Sisa perjalanan, saat prosedur berlangsung baik di pesawat maupun di rumah sakit setempat, biasanya dokter dari Orbis akan lebih optimis. "Pesawat itu dioperasikan dari jam 8 pagi sampai jam 8 malam. Target kami, dokter dan staf lokal sangat haus akan pengetahuan dan untuk memberikan perawatan yang lebih baik," katanya. "Pada saat yang sama, Anda akan melihat anak-anak atau keluarga gembira memiliki penglihatan mereka kembali. Ini mencerahkan dan menyegarkan. " Dalam satu kejadian yang sangat berkesan, Dugel mengingat pernah bertemu seorang wanita yang buta di kedua matanya, lalu mendatangi pesawat mereka untuk sebuah tes mata. Suami wanita tersebut sudah meninggal. Perempuan tadi mulai bekerja sebagai pembantu untuk menafkahi kedua anaknya tapi kehilangan pekerjaannya saat dia buta karena diabetes. Karena tidak dapat bekerja, dia terpaksa menyerahkan anak-anaknya dan pergi mengemis di jalanan. Setelah memeriksanya, Dugel melihat terdapat darah di matanya—sebuah kondisi yang memerlukan salah satu prosedur paling sederhana untuk mengobatinya. Setelah sekitar 15-20 menit, perempuan malang tadi bisa melihat lagi.
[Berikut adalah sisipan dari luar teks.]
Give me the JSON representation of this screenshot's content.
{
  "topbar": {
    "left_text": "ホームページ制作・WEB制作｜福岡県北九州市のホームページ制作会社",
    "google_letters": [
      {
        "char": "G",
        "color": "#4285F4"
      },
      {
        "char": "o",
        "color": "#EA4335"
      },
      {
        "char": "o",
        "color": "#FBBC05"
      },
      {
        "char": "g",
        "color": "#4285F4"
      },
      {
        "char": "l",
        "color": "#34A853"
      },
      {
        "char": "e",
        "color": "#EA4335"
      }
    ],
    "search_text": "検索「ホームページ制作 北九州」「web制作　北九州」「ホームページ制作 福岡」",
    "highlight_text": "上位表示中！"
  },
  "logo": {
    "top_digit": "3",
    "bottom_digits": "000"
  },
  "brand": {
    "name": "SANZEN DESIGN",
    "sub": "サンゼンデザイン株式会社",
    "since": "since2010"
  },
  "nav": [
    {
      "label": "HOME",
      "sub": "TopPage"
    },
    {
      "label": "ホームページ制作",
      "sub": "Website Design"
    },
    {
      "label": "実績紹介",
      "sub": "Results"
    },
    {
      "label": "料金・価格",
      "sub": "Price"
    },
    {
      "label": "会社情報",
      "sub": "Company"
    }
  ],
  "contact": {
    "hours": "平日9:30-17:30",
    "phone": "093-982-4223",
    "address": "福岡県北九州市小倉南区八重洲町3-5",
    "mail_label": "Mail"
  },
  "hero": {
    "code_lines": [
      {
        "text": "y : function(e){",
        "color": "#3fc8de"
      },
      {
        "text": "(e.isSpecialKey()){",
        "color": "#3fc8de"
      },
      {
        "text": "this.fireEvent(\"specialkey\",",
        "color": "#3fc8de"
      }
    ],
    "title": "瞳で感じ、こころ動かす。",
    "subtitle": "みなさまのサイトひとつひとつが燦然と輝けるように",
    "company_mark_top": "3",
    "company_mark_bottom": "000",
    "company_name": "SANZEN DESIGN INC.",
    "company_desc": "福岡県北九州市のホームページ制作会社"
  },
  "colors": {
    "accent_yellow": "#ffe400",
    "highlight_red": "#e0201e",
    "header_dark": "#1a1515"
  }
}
"Saya terakhir mendengar bahwa dia sudah pergi dari jalanan dan bekerja sebagai pembantu lagi, meski masih belum dapat menemukan anak-anaknya," kata Dugel. "Melihat kasus semacam ini, kami jadi berpikir semua rasa sakit dan penderitaan akibat kebutaan ringan itu seharusnya tidak perlu terjadi. Semua itu bisa dicegah."